One of the two US aid workers infected with Ebola while working in West Africa arrived in the US on Saturday aboard a private air ambulance specially equipped to isolate patients with infectious diseases and was quickly admitted to a hospital.
The jet carrying Kent Brantly, a physician who is believed to be the first patient carrying the virus ever to be treated at a hospital in the US, landed at Dobbins Air Reserve Base at about 11am.
With news helicopters flying overhead, a police-escorted ambulance carrying Brantly arrived less than 90 minutes later at Emory University Hospital in Atlanta, Georgia, which has a containment unit for patients with dangerous infectious diseases.
The unit was built more than a decade ago with consultation from the US Centers for Disease Control and Prevention (CDC), which has its headquarters nearby.
Not long after the ambulance pulled into a service entrance at Emory, television footage recorded from helicopters showed Brantly, dressed in protective gear, walking into the hospital with assistance.
Security was tight at the facility, with law enforcement officers posted around the building ahead of Brantly’s admission and a police canine unit having performed an inspection of the premises.
Although Emory, citing health privacy laws, declined to identify the patient, Christian aid organization Samaritan’s Purse said it was Brantly. He and the other infected US aid worker, Nancy Writebol, were working at a hospital in Liberia treating patients with Ebola.
Samaritan’s Purse said that Writebol would return to the US “within the next few days” to receive treatment at the Atlanta hospital.
At a news conference on Friday, Bruce Ribner, a physician and infectious disease specialist at Emory who will be involved in both aid workers’ care, said: “The reason we are bringing these patients back to our facility is because we feel they deserve to have the highest level of care offered for their treatment.”
Both patients will receive what Ribner described as “supportive care” focused on maintaining their vital functions, like blood pressure and breathing.
“We depend on the body’s defenses to control the virus,” he said. “We just have to keep the patient alive long enough in order for the body to control this infection.”
Ribner said that Emory would have a robust roster of medical workers handling the care of Brantly and Writebol, including four infectious disease doctors, a rotating cast of nurses and subspecialists, as needed.
Alexander Isakov, executive director of Emory’s Office of Critical Event Preparedness and Response, said in an interview that the staff in the containment unit had volunteered to work there and that some who were supposed to be on vacation had offered to cancel their plans to take care of the new patients.
Brantly and Writebol will be housed in a unit that is small and positioned well away from other patients at the sprawling hospital.
They will probably have limited contact with visitors, Ribner said, communicating with nonmedical personnel through telephones and an intercom system. A sheet of glass will separate the ill from the healthy.
Isakov said the unit had been used only three to five times since it was built, in each case for patients suspected of having serious diseases like SARS, but who turned out not to have those illnesses.

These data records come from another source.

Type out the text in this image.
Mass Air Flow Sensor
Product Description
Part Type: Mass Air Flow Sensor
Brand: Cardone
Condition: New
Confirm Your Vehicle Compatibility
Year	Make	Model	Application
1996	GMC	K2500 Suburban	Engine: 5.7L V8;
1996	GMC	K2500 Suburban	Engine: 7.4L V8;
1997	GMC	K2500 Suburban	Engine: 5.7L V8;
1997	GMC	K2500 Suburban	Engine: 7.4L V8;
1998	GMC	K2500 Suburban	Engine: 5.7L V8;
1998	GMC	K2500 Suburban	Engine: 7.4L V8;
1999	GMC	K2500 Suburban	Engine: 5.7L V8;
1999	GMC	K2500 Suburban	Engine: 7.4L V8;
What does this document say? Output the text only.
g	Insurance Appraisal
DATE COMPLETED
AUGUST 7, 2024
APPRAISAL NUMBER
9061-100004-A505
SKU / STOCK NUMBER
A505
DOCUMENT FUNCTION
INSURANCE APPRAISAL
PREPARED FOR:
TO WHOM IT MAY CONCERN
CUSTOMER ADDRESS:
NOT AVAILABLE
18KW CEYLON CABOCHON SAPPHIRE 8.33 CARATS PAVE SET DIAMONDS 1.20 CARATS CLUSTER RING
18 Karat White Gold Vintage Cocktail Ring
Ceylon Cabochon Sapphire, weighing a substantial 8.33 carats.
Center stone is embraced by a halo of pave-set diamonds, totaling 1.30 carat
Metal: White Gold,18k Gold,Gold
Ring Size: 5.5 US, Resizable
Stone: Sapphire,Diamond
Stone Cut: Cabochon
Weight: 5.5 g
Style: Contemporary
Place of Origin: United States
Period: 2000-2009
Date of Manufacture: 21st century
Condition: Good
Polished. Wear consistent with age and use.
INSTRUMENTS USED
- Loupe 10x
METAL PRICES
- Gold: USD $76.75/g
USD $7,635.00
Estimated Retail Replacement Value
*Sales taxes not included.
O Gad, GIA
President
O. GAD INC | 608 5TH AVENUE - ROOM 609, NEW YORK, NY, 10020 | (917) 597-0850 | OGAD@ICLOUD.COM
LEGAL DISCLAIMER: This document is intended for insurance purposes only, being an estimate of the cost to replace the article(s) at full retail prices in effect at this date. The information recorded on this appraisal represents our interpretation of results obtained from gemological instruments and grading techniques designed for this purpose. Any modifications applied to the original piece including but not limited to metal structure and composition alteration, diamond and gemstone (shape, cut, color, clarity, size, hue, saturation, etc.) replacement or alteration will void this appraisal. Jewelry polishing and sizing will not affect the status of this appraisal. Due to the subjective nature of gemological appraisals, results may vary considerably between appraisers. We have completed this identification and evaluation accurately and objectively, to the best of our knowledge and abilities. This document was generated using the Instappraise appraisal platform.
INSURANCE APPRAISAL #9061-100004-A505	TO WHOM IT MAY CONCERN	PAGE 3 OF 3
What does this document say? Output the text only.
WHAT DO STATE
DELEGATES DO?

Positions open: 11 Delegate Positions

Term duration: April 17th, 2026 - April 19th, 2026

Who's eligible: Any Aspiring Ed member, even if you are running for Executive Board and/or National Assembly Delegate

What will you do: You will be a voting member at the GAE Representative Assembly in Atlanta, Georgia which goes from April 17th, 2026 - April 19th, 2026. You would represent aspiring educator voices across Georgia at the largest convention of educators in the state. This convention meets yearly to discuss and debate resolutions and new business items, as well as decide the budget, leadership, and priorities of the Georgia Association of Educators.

This is the first time the unit will house patients confirmed to be infected with a dangerous disease.
Although the US Department of State said it had been involved in facilitating the evacuations from Liberia, Emory said that Samaritan’s Purse was paying for the transportation and care of the workers.
Ribner said Emory officials had communicated with state and county regulators about the patients, but that air ambulance service the Phoenix Air Group had been responsible for securing the necessary clearances to bring the two home.
Ribner was among those who dismissed rising fears, often appearing online, that the arrivals of the two patients would spread the disease in the US.
“From the time the air ambulance arrives in the metropolitan Atlanta area, up to and including [the patients] being hospitalized at Emory University Hospital, we have taken every precaution that we know and that our colleagues at the CDC know to ensure that there is no spread of this virus pathogen,” he said.
CDC Director Thomas Frieden agreed that the patients posed little risk to others, adding: “These are American citizens. American citizens have a right of return. I certainly hope people’s fear doesn’t trump their compassion.”
Although social media sites have been replete with misgivings about Emory’s plan, many people near the hospital said it did not bother them, partly because the disease centers and their high-security laboratories have long been part of the Atlanta landscape.
“We’ve already got smallpox and all that other crap at the CDC,” Joey Voll, who works near the hospital, said with a shrug after Ribner’s news conference on Friday.
Sukru Aydin, who runs a computer repair shop nearby, said he trusted Emory and wondered if fears of a US outbreak were overblown.
“To me, it’s nothing different than AIDS or some disease that this country has,” he said.
Elaine Peek, a psychology student at Georgia State University who once interned at the CDC, said she was confident health officials would be careful.
“This is a really serious issue and they know it’s contagious, so they’re going to take every precaution necessary,” she said.